Brent: And that can happen when you’re trying to build a tribe. Sometimes when you say, oh, there’s a potential tribe member and there’s a potential tribe member and you recognize them because they’re just like you. So sometimes you’ve got to compensate for that bias and say, all right, so these other people, I’ve got people in my life who may be from a different religion or a different culture, or they make me uncomfortable in other ways. And it doesn’t mean that they don’t have good wisdom. It doesn’t mean that they’re not wise. It doesn’t mean that you would not benefit from having them in your circle. It just means it’s uncomfortable.

Camille: And you could maybe learn how to cook some different types of food too, so that might be cool.

Brent: That’d be great. And if there’s anything we’ve learned here, it’s that discomfort is the cost of growth. If you want to grow, you have to leave the comfort zone and be uncomfortable. It’s like, well, but the people in my circle, they’re not just like me. Like, that’s great. I mean, we don’t talk much about cloning, but what would be the point of cloning a group of people that are just like you if they’re gonna look for your blind spots?

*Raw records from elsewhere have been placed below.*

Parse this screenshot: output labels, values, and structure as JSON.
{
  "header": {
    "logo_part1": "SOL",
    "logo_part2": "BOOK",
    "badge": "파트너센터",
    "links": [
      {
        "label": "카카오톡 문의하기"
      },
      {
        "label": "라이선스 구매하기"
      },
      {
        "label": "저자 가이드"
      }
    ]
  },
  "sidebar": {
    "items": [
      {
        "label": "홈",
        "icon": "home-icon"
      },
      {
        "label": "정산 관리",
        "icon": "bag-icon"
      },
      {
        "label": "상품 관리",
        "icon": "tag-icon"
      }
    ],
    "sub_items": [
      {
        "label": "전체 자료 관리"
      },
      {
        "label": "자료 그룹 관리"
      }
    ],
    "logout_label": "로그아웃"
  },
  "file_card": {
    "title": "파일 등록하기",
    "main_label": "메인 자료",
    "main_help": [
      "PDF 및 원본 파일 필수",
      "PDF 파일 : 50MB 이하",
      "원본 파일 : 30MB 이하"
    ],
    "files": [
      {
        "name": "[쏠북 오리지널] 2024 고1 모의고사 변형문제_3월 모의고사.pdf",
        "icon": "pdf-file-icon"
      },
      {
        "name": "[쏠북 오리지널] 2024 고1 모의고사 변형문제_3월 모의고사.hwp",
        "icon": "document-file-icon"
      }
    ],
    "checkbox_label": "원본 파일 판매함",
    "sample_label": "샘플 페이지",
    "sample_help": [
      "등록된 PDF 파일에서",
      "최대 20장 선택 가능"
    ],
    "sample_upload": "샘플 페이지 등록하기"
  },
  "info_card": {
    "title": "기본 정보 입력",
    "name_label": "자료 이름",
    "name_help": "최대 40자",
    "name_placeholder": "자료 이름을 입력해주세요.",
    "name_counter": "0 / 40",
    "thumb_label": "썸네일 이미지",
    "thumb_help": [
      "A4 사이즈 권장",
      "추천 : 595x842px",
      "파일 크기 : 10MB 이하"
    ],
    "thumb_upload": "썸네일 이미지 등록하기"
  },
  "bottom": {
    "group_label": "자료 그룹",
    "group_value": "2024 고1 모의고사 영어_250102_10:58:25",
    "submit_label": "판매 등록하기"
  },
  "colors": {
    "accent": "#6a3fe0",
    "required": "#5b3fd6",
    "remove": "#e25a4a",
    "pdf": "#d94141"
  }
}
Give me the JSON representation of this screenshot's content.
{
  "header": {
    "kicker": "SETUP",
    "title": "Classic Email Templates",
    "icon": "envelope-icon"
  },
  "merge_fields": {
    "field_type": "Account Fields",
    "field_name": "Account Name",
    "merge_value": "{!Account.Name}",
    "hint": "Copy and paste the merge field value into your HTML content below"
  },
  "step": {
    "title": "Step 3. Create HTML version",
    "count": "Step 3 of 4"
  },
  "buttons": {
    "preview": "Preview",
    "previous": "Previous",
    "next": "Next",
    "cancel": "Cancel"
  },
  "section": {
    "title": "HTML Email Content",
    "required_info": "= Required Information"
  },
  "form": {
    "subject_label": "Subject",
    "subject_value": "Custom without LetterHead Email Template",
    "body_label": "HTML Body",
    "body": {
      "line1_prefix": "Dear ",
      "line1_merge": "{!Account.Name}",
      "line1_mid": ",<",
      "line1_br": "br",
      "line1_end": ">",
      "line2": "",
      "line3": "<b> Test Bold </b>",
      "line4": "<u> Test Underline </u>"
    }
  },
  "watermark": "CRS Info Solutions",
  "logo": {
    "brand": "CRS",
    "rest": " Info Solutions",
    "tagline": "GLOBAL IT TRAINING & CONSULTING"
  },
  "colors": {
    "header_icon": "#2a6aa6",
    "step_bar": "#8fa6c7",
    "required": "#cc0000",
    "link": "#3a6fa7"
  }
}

Camille: Yeah, you need people who don’t think like you so that they can see outside of the box.

Brent: So to summarize, biases are natural. Everyone has them. If someone says…

Camille: 10 out of 10 people have them.

Brent: 10 out of 10.

Camille: You can’t, you can’t really get this guys. Sorry. (Fake product, Bias Be Gone)

Brent: Right.

Camille: Not really available.

Brent: So sometimes today when you still tell people they’re biased, they get their feelings hurt. They’re like, oh, can you It’s like you’re saying, I breathe oxygen. It’s like, yes, we all have biases. Don’t get your feelings all wrapped up about that. That’s true. The question is, what are you doing with them? Are you addressing them? Are you working on them? Are you compensating for them? Are you building a team that can help you with them?

[24:12] Closing discussion around recognizing and compensating for bias

Camille: That’s right. So let’s do some takeaways.

Brent: Oh, let’s do. So what biases do you recognize in your own thinking?

Camille: How are you compensating for them?

Brent: How can you lean into your tribe to help you recognize the biases in your thinking and decisions?

Camille: If you don’t see any biases, do you think that’s because you don’t have any?

Brent: You might want to work on that. All right, that’s all we have for this episode. We’ll come back with more episodes, some on cognitive biases. It’ll be really exciting. Thank you for joining us and goodbye.